Mas eis que o ciúme vai levar Stênio a romper o silêncio e detonar um rastilho de maldição sobre os personagens à sua volta.
MORTO NÃO FALA combina humor negro e sintagmas dos filmes de zumbi e de casa mal assombrada. O humor nem sempre é voluntário, mas o filme de Dennison Ramalho se equilibra bem na fronteira entre a comédia e o horror. Por exemplo, é tão engraçado quanto assustador ver os cadáveres falarem com voz trevosa enquanto movem somente os lábios e as pupilas. Ou as formas como a mulher de Stênio (Fabíula Nascimento) reaparece para reclamar sua vingança.

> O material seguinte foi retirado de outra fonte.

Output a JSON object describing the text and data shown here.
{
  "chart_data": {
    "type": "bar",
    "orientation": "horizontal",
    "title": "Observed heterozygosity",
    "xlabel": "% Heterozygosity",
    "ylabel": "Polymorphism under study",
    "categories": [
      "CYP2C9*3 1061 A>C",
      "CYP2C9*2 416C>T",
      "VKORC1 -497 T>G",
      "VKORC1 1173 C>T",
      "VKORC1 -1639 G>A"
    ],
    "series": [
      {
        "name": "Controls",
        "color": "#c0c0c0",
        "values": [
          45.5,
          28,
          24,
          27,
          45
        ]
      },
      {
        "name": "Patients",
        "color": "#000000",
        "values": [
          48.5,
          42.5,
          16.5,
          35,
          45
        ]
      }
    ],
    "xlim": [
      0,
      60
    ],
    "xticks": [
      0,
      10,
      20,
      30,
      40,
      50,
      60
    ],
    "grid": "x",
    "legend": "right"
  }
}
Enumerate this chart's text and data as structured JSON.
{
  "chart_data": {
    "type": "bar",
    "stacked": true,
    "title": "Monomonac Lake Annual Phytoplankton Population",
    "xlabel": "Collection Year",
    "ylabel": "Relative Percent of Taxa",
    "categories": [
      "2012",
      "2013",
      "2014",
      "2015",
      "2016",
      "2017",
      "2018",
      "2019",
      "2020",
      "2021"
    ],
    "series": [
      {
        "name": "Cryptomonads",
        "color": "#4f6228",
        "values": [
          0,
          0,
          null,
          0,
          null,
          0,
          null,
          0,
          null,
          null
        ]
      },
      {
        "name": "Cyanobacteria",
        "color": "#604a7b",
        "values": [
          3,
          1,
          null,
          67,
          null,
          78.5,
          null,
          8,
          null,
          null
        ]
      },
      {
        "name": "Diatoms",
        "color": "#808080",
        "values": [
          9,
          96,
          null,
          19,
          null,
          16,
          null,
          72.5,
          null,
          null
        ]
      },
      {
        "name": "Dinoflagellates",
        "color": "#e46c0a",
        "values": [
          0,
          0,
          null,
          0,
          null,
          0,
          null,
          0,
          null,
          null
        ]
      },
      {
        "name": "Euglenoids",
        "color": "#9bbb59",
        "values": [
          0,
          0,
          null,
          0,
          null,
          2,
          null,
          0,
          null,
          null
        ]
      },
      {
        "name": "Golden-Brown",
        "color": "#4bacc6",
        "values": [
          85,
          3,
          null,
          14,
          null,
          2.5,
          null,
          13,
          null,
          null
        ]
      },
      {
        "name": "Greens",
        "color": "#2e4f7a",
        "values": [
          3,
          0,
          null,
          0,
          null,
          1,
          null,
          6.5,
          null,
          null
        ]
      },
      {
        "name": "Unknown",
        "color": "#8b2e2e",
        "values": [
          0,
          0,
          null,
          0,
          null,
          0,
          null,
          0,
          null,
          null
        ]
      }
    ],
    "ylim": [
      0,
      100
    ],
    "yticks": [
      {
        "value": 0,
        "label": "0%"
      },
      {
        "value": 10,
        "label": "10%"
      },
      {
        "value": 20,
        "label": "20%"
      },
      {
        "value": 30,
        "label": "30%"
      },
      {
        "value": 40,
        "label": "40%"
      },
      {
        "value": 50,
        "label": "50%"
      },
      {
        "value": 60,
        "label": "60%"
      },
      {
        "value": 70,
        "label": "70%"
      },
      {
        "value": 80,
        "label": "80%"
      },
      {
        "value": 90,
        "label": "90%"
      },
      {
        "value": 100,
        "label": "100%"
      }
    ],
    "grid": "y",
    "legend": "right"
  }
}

A boa fatura artesanal do thriller baseia-se muito fortemente na direção de arte, que só falha na simulação das peles cortadas dos mortos nas autópsias. De resto, é um filme de gênero eficiente, bem conduzido e muito bem interpretado. Não pretende trabalhar com grandes significados, nem tenta ser metáfora de nada, mas poderia ter sido extraído de um conto de Edgar Allan Poe.